I was heartened to see the hard work of the Commissioners in pushing through a report on the Willis/Willingham case this week.  The report is forward looking, as it should be.  It does appear to establish that the science which was largely the basis of Todd Willingham’s conviction was flawed.  We will never know if Willingham was innocent or guilty.  However, one thing is certain – much of the “expert” testimony used to convict him was not based upon sound scientific principles.  It is clear that the evolution of fire science showed this to be true well before the date of Willingham’s execution.   The Commission is correct to recommend that forensic entities (such as the State Fire Marshal’s Office) must take measures to inform and correct in cases where science evolves and/or changes.  It is clear that the State Fire Marshal’s Office should have done more to keep pace with science and inform fire investigators throughout Texas once NFPA 921 was published.  If they had done so, perhaps Mr. Willingham would have had a new trial at which the jury would have had the benefit of an investigation based upon good science.  Instead, those who could have done something to shed scientific light on the case did nothing and Mr. Willingham was executed. 

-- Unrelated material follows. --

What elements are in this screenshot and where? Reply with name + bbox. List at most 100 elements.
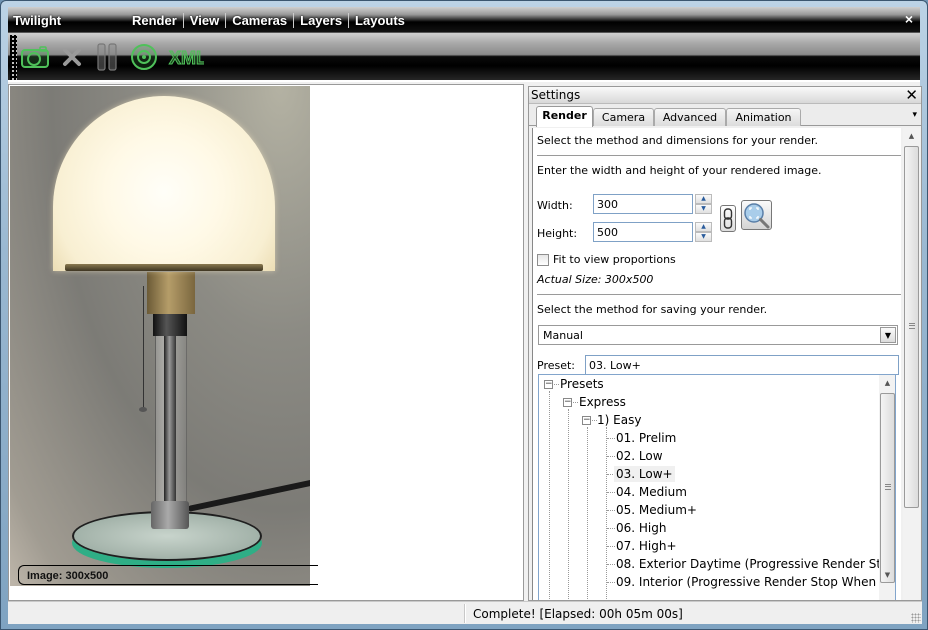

I am hopeful that the Commission will proceed to the final inquiry in the case – whether or not fire investigators and/or law enforcement committed professional negligence or misconduct during the course of the case.  Only recently, the Commission has chosen to seek the opinion of the Attorney General of the State of Texas on the issue of the jurisdiction of the Commission.  It is interesting to me that the jurisdiction question is being raised at this late juncture, at a time when the Commission appears to be seriously considering a finding of professional negligence or misconduct.   The jurisdictional question was considered when I was Presiding Officer and the Commission.  At that time, Commissioner Alan Levy (a prosecutor) and myself both believed the Commission was within its jurisdiction to investigate the Willingham case.  Now, it seems the question is in the hands of an elected official (The Attorney General) and I remain concerned that politics, rather than science, will influence the decision.

The Commission’s journey to this point was not easy.  If you recall, the complaint was originally filed in 2006.  At that time the Commission had no funding.  In 2008, after the Commission was funded, the Commission voted unanimously to proceed with the investigation.  It has taken almost three (3) years to reach this point.  To me, that is not acceptable to most Texans, myself included.  I hope that future investigations of this importance are not delayed in this fashion.  The level of controversy that an investigation might cause should not be a criteria for advancing the cause of forensic science in Texas.  My hope is that the Commission will grow to be more science oriented as a result of the Willingham investigation.  The persistence of scientists on the commission in 2010 and 2011 is what brought us to the point where we are today.  I thank them for their hard work.